Dalam beberapa tahun terakhir perkembang teknologi melaju sangat. Perubahan besar terjadi di hampir setiap aspek kehidupan yang sebelumnya bahkan tidak pernah terbayangkan.
Baru-baru ini muncul Quranic Song (Aghani Quraniyah) yakni konten yang menggabungkan musik dengan ayat-ayat suci Al-Quran. Konten ini menimbulkan kegelisahan di sebagian umat Islam. Dalam video-video tersebut, sang kreator memadukan ayat-ayat Al-Quran dengan irama musik DJ, yang menciptakan konten yang dianggap tidak pantas. Misalnya, surat Al-Fatihah diucapkan dengan gaya rap disertai musik khasnya, dan surat Qaf dimasukkan dalam lirik lagu dengan gaya musik rock.
Kontroversi ini memunculkan reaksi keras dari banyak pihak. Banyak netizen menganggap konten tersebut merupakan penistaan agama.
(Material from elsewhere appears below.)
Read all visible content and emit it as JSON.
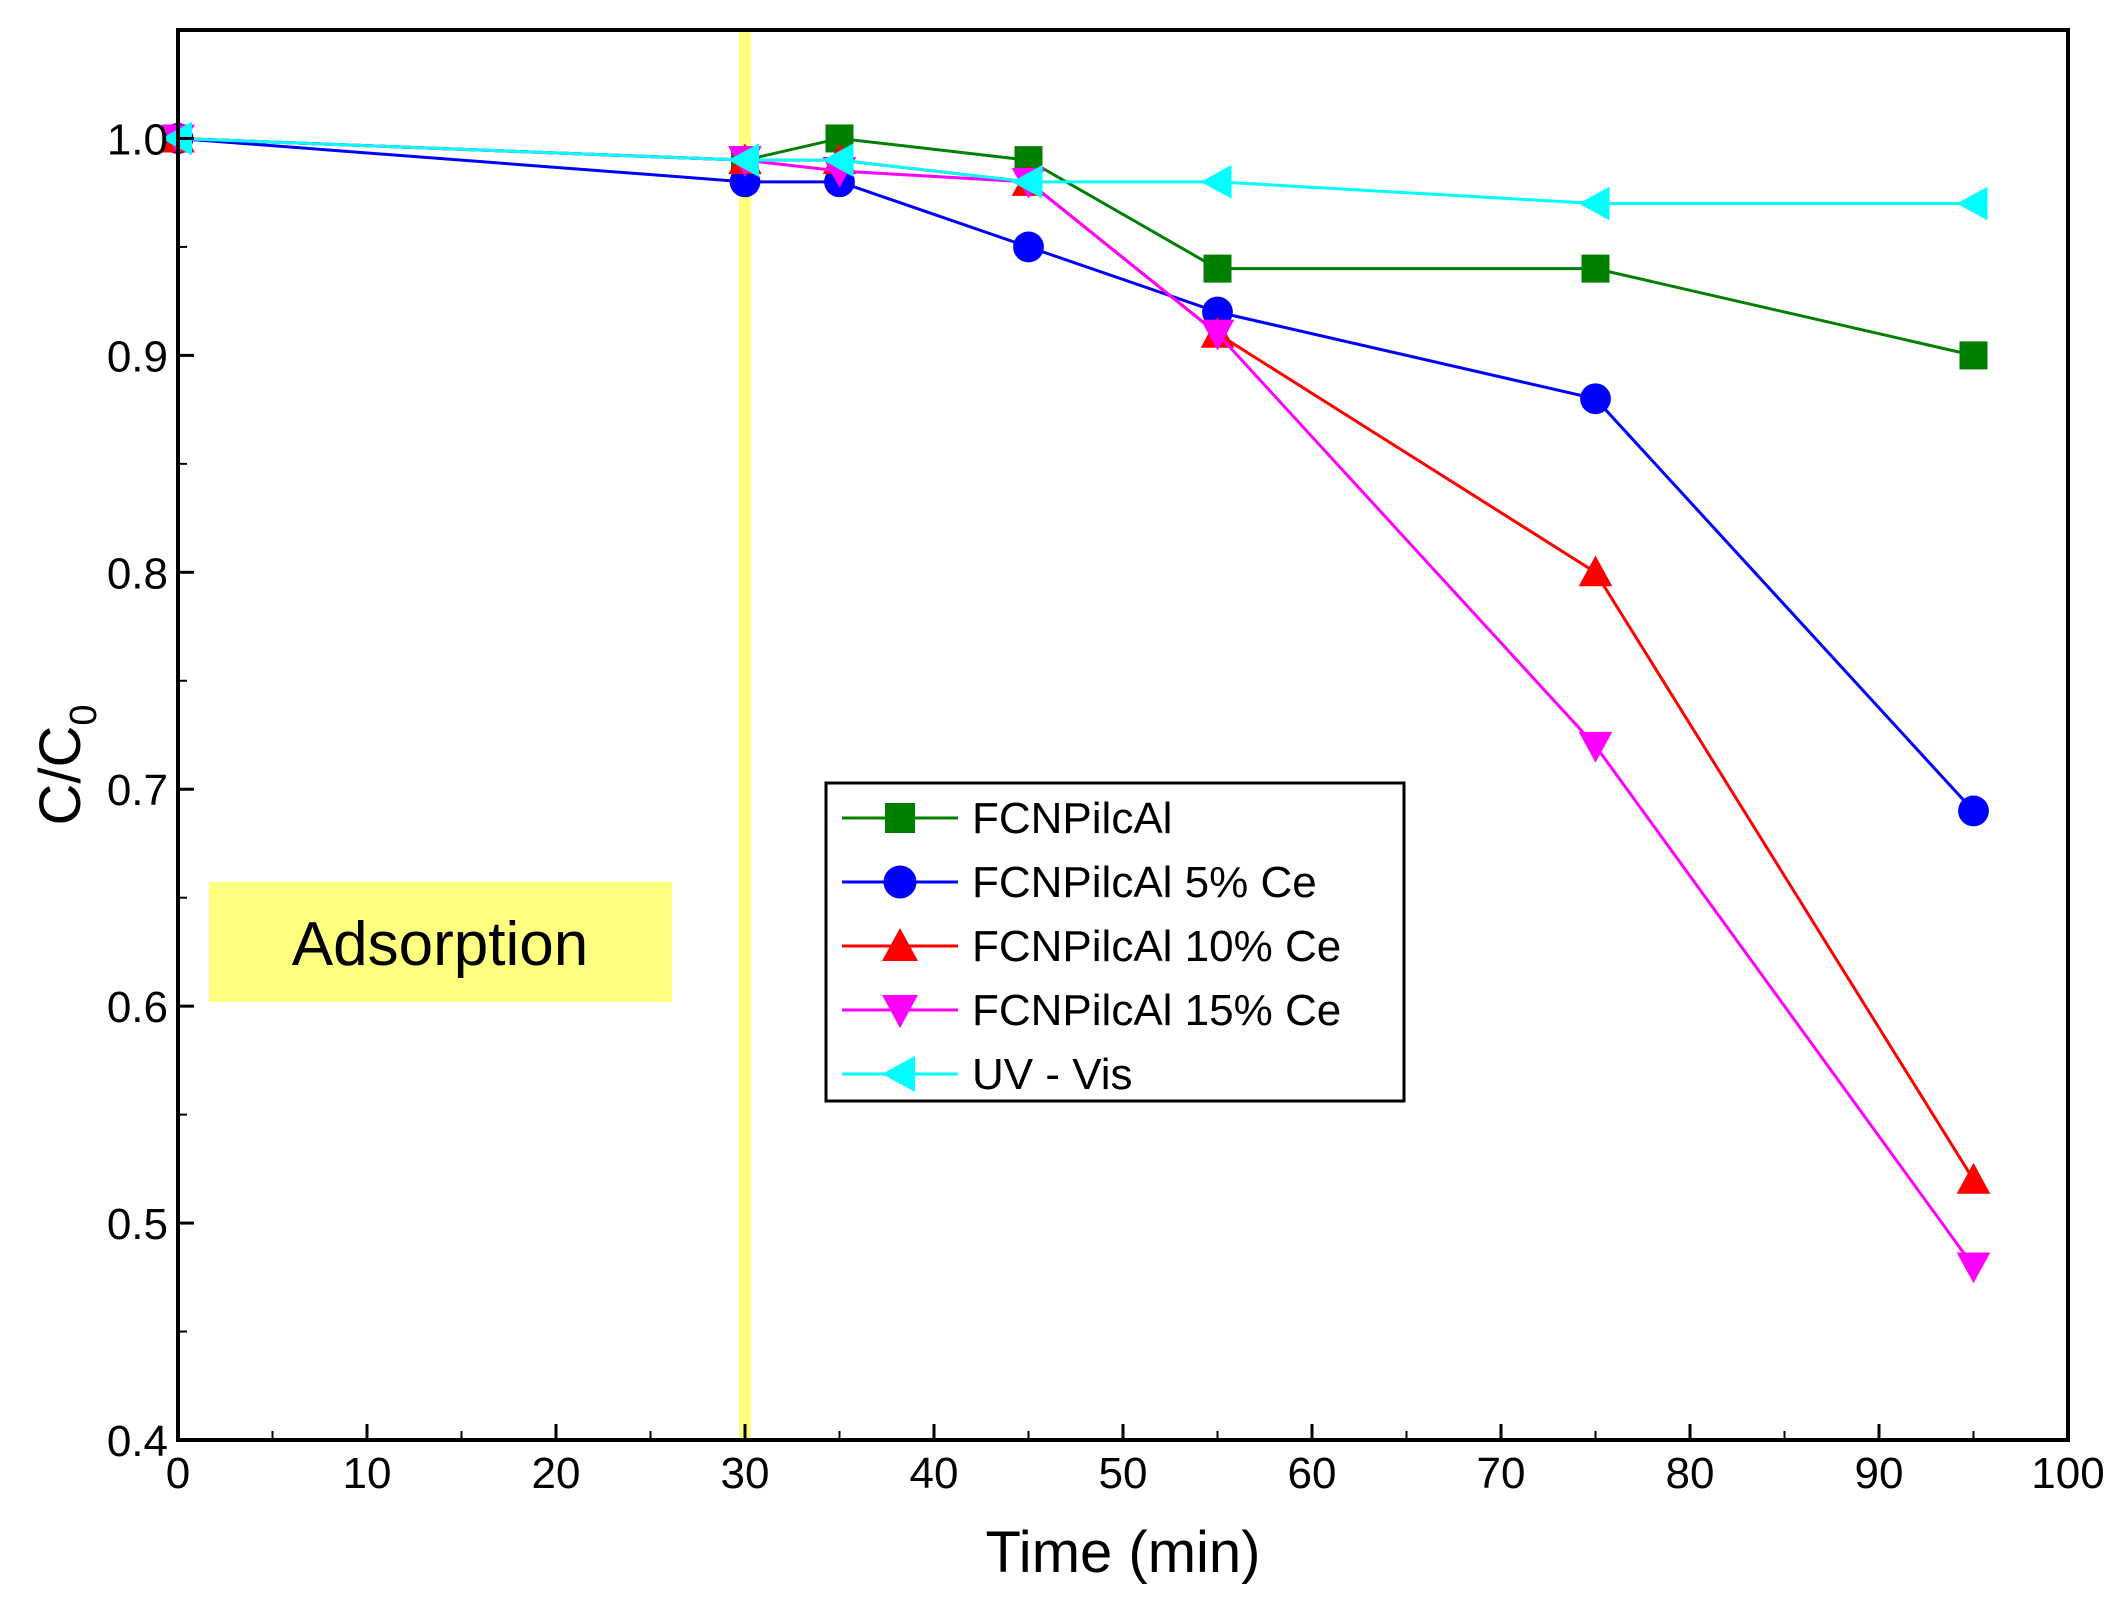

Mereka menganggap bahwa menggabungkan ayat-ayat suci Al-Quran dengan musik, apalagi dengan genre seperti DJ dan rap, adalah penghinaan terhadap kesakralan Al-Quran.
Sebenarnya, sebatas mana melagukan Al-Quran yang diperbolehkan dan bagaimana hukum membuat quranic song sebagaimana di atas?
Al-Quran memiliki kedudukan yang sangat tinggi bagi umat Islam, sebab ia adalah kalamullah yang diturunkan kepada Nabi Muhammad saw sebagai sumber utama ajaran Islam, menjadi petunjuk hidup bagi seluruh umat manusia dalam berbagai aspek kehidupan, termasuk akidah, ibadah, muamalah, akhlak, dan hukum.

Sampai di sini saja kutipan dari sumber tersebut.